CEO is a social enterprise nonprofit that provides workforce development to the people most at risk of returning to prison, a population that Lewis-Walker says tend to be people with little to no work history, little education and, maybe, multiple convictions.
CEO’s model is to put these people immediately to work when they are released. For four days a week, formerly incarcerated individuals go to work and earn a daily paycheck that helps them buy food, secure housing or contribute to a household. On the fifth day, CEO provides participants intense workforce coaching: how to search for a job, how to apply for one, and how to interview, among other things. It also addresses other barriers, such as transportation needs.

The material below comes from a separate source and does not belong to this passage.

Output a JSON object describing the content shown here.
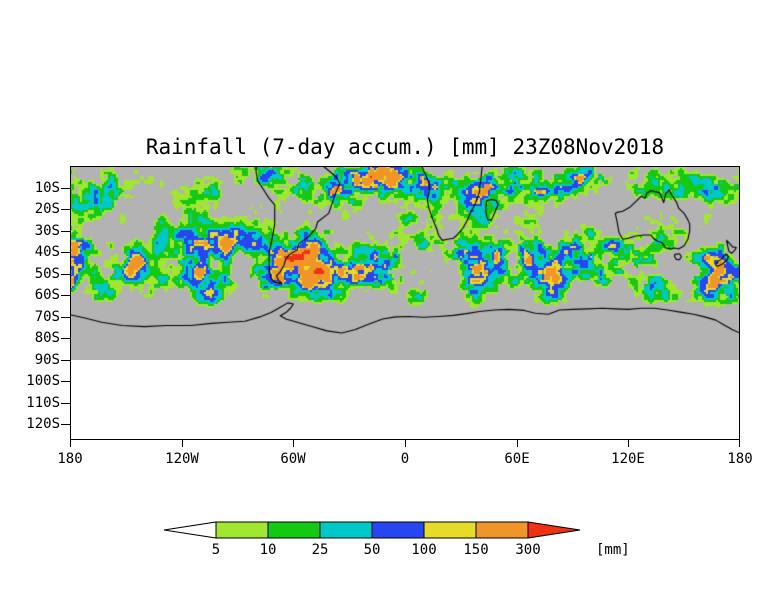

Lewis-Walker says that CEO contracts with governments across the country and that the nonprofit prefers to work with them.
“The public sector is where we like to focus our efforts because of the long-term opportunities,” she said. “Government jobs are really a great fit when it comes to stability for folks who have been justice-involved. They get pretty slim pickings when it comes to private-sector jobs because the ones offered are often part time or have irregular hours and come with no benefits. Government is a job with benefits, a pension, reliable hours.”
Citing her nonprofit’s own research, Lewis-Walker says that through employment and workforce coaching, CEO has seen a 22% reduction rate in recidivism, that participants were 48 percent more likely to be employed three years after program entry, and cost savings to taxpayers—every $1 invested in a CEO program, yields a $3 benefit to taxpayer.
The effort in Shelby County touts similar statistics. In addition to filling open positions, employing people with criminal records helps to reduce recidivism, improves public safety and saves taxpayers money. “It costs taxpayers $80 billion a year to incarcerate America’s 2.4 million prisoners,” the Work to Break the Cycle website states, “and this doesn’t include the cost of families affected by the loss of income, payments associated with visitations, or legal fees.”
Green doesn’t see the work ending with the website. Mayor Harris’s office has worked on approaches as complicated as bail reform and programs as straightforward as providing bus passes to people to get back and forth to court. A bus pass for a day is $2, says Green, which is cheaper than arresting someone and keeping them in jail.
“The mayor was really intentional in his reelection [campaign to pledge to employ people with convictions],” Green said, “because that can be a game changer generationally. That is the legacy that he wants to leave.”
Lewis-Walker agrees. “We need to create a safe space for folks to come home, and all that starts with a job and being able to care for yourself.”